What Movies Will It Remind You Of?: A know-it-all protagonist fastwalking through an endless string of clues, as well as someone uttering the words “Opus Dei” once, betrays a clear Da Vinci Code influence — if it was mixed with a ’90s serial killer movie with a dash if Hereditary.

Performance Worth Watching: Gotta admire Gastanaza for holding a poker face through all of this.

Memorable Dialogue: “I’m sorry, but you not having the balls to issue a warrant won’t stop me from doing my job” is the type of thing that Amaia says all the time lest this movie let off the gas for even one second.

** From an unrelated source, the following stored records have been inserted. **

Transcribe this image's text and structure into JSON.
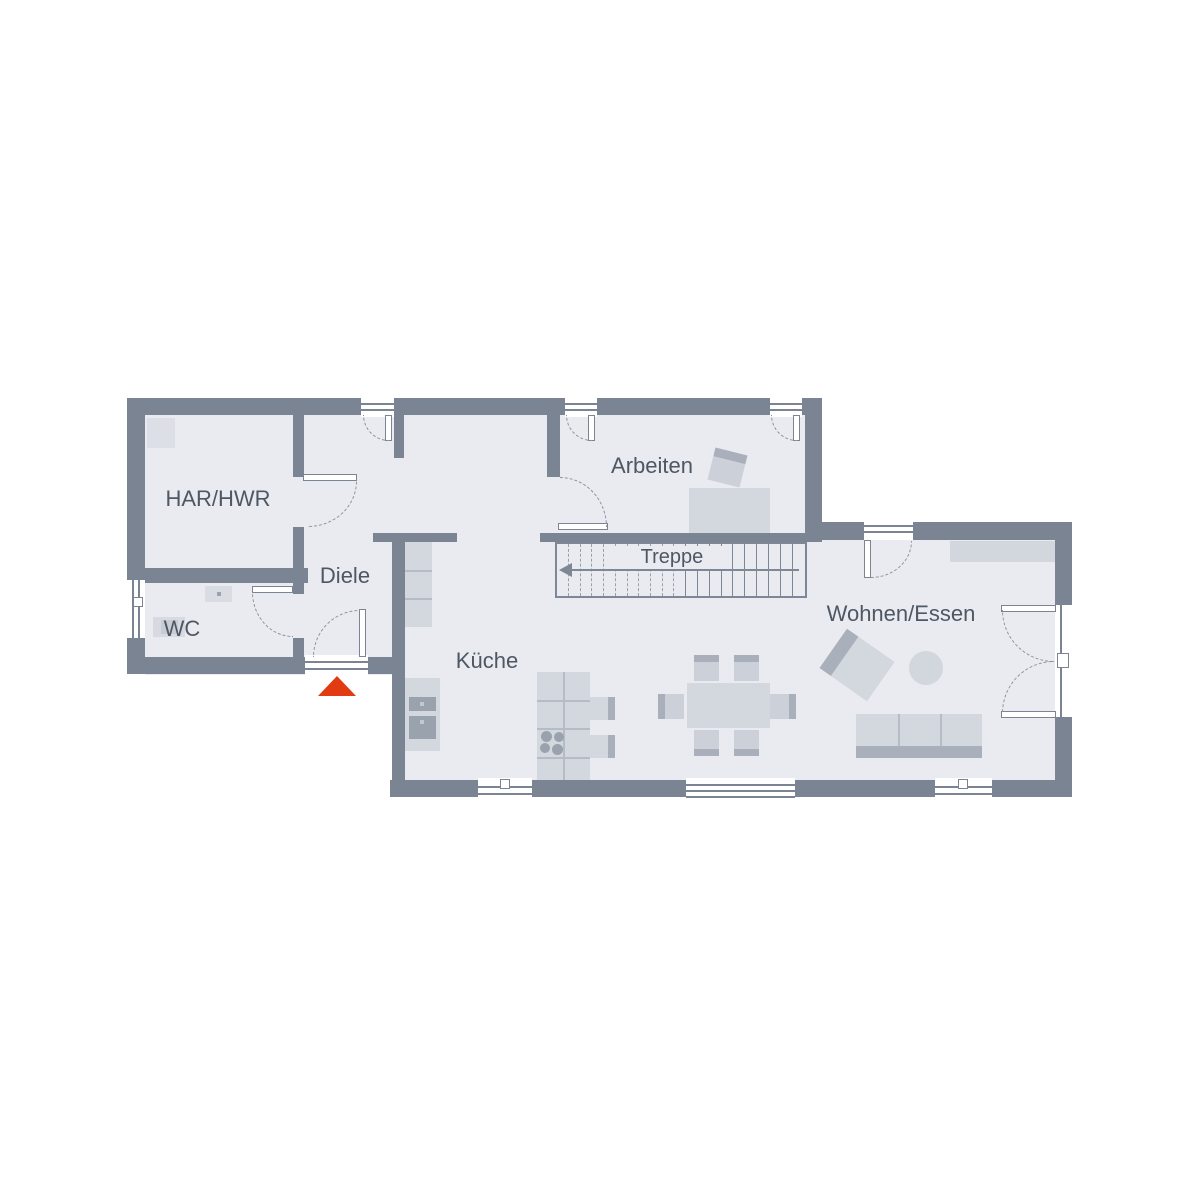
{
  "plan": {
    "title_type": "ground-floor-plan",
    "rooms": [
      {
        "id": "har-hwr",
        "label": "HAR/HWR"
      },
      {
        "id": "wc",
        "label": "WC"
      },
      {
        "id": "diele",
        "label": "Diele"
      },
      {
        "id": "arbeiten",
        "label": "Arbeiten"
      },
      {
        "id": "treppe",
        "label": "Treppe"
      },
      {
        "id": "kueche",
        "label": "Küche"
      },
      {
        "id": "wohnen-essen",
        "label": "Wohnen/Essen"
      }
    ],
    "colors": {
      "wall": "#7b8493",
      "floor": "#e9ebf0",
      "furniture": "#d3d7de",
      "furniture_accent": "#a9b0bc",
      "entrance_arrow": "#e23b12",
      "label_text": "#4e5763"
    },
    "icons": {
      "entrance_arrow": "entrance-direction-arrow",
      "stair_arrow": "stair-direction-arrow"
    }
  }
}
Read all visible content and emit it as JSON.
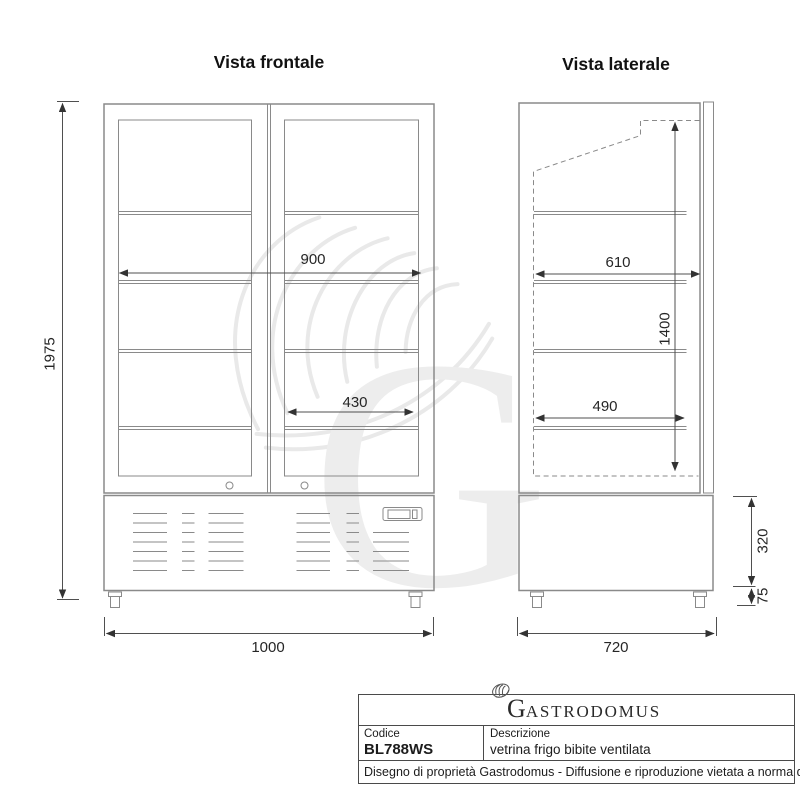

Sex and Skin: The only scene featuring no consequential plot points is the one where Amaia and James indulge in a little nookie.

Our Take: I haven’t read the book, but it must be a real pageturner, because this movie is a breathless chattering of plot points fired at us; it’s as if a Kalashnikov wrote a screenplay. It’s a no-pulp-OJ plot, with any potential color or irrelevant detail leached from every scene so the movie rockets forward with no loss of momentum, all the better to keep us from pausing to reflect on our bemused realization that we’re in the middle of a comically convoluted Escher labyrinth of a story. It moves forward, forward forward, no time for subtext, no time for red herrings, no time for a smelt basket, no time even to hit the Long John Silver’s drive-thru. You can’t say it’s boring.

But you can say it’s ludicrous unto hysteria unto unintentional comedy. Director Fernando Gonzalez Molina executes The Legacy of the Bones admirably, with a good eye for set design and consistent pacing and tone, almost distracting us from the undeniable fact that the movie is an expertly assembled collection of overwrought genre cliches. Should we be laughing at a movie that’s essentially about dead babies? If it’s even remotely plausible, probably not. If it ends with a delirious frenzy of biblical flooding and satanic sacrifice, then hell yes.

Our Call: STREAM IT. The Legacy of the Bones is so grim it’s silly. But it’s also highly watchable escapist entertainment.